Dua mekanisme yang paling penting dari peranan negara untuk membuat MP3EI bekerja. Pertama, mengalokasikan ruang tertentu oleh negara dalam jangka waktu tertentu bagi kegiatan bisnis korprasi raksasa dengan pemberian konsesi tanah skala luas untuk produksi komoditas global terutama untuk sektor pertambangan, perkebunan, dan kehutanan. Kedua, pembangunan infrastruktur sebagai layanan penghubung. Pembangunan infrastruktur ini dimaksudkan semata-mata untuk melancarkan aliran barang dan tenaga kerja dan menghubungkan pusat-pusat industri utama.

 Mega proyek MP3EI ini kelak yang akan menciptakan perampasan-perampasan tanah yang semakin hari semakin masif.

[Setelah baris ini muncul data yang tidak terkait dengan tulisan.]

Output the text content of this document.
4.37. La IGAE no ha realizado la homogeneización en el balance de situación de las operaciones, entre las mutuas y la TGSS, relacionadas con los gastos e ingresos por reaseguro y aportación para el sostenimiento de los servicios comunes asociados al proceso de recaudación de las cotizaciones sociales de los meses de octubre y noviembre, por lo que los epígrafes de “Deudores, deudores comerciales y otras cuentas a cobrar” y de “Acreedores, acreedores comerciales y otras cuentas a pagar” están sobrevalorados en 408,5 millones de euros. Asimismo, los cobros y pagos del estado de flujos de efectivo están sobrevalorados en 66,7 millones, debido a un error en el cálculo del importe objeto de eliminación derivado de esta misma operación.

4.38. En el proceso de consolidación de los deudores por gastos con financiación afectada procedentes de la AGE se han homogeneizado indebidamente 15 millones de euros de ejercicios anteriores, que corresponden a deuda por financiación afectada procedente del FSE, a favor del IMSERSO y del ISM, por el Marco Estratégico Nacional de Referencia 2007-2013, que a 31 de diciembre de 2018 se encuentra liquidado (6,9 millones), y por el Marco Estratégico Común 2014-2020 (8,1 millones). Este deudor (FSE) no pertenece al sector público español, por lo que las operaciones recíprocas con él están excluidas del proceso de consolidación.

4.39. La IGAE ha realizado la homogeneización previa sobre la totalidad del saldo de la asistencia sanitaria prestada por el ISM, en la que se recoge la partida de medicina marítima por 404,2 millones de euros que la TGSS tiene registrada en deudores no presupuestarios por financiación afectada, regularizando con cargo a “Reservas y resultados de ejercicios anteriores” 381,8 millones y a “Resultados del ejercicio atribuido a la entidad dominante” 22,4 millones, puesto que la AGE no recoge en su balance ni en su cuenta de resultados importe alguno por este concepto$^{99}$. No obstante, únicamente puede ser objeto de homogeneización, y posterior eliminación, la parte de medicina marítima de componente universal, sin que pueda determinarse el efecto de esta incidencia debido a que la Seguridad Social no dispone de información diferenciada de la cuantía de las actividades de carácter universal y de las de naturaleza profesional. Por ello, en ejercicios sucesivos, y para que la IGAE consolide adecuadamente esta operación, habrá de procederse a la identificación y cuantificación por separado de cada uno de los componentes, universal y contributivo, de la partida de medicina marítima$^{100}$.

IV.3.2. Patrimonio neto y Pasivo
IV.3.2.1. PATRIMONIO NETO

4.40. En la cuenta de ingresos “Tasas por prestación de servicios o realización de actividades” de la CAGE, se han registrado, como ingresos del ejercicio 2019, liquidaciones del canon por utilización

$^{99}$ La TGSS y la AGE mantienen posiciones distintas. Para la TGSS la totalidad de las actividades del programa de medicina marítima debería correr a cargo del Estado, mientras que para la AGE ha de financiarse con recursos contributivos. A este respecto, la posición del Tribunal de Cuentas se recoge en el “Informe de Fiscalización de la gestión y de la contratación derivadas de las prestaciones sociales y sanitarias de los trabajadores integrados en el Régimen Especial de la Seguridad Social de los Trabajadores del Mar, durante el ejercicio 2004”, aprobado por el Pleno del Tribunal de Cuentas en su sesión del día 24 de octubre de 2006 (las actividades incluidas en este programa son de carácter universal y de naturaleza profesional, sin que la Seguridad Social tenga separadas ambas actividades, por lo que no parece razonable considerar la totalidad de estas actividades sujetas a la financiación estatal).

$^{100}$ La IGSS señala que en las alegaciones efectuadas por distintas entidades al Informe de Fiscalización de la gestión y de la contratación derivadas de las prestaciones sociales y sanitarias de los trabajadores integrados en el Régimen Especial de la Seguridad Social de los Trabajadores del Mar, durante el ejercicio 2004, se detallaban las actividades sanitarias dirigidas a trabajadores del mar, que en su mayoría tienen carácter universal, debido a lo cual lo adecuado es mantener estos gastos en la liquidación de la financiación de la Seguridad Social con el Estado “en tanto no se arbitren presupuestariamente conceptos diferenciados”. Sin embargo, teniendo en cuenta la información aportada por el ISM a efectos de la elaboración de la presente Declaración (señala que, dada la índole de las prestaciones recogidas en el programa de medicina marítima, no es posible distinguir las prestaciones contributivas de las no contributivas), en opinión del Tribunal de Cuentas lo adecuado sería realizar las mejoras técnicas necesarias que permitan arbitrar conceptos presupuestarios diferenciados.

Sebab proses perampasan tanah besar-besaran yang terjadi di Indonesia dilegitimasi dalam MP3EI. Proyek biofuel, konservasi, food estate, perdagangan karbon, pertambangan, dan pembangunan infrastruktur lain merupakan skenario perampasan tanah yang sedang dan telah terjadi. Satu karakteristik khusus dari perampasan tanah di Indonesia, dimana ‘perampasan tanah’ dipandang sebagai sebuah skenario pembangunan yang wajar untuk pengembangan jutaan hektar tanah kosong/terlantar atau bahkan yang sudah dikelola oleh rakyat. Dalam konteks ini yang muncul bukan lagi terminologi ‘perampasan tanah/land grabbing’ melainkan ‘pengadaan tanah’ untuk pembangunan bagi kepentingan umum.

Setiap kepulauan Indonesia saat ini dibanjiri dengan rencana mega proyek yang berjalan secara serentak dan cepat. Hampir tanpa jeda. Jika dihitung total, proyek MP3EI memiliki nilai investasi sebesar Rp. 4.934,8 triliun dengan cakupan sekitar 4.632 proyek. Proyek MP3EI terbagi menjadi 3 bagian besar yaitu sektor riil sebanyak 725 proyek dengan nilai investasi Rp. 2.557,5 triliun, infrastruktur sebanyak 914 mega proyek dengan investasi Rp. 2.292 triliun dan pengembangan SDM-IPTEK sebanyak 3.041 proyek dengan nilai investasi Rp. 4,4 triliun.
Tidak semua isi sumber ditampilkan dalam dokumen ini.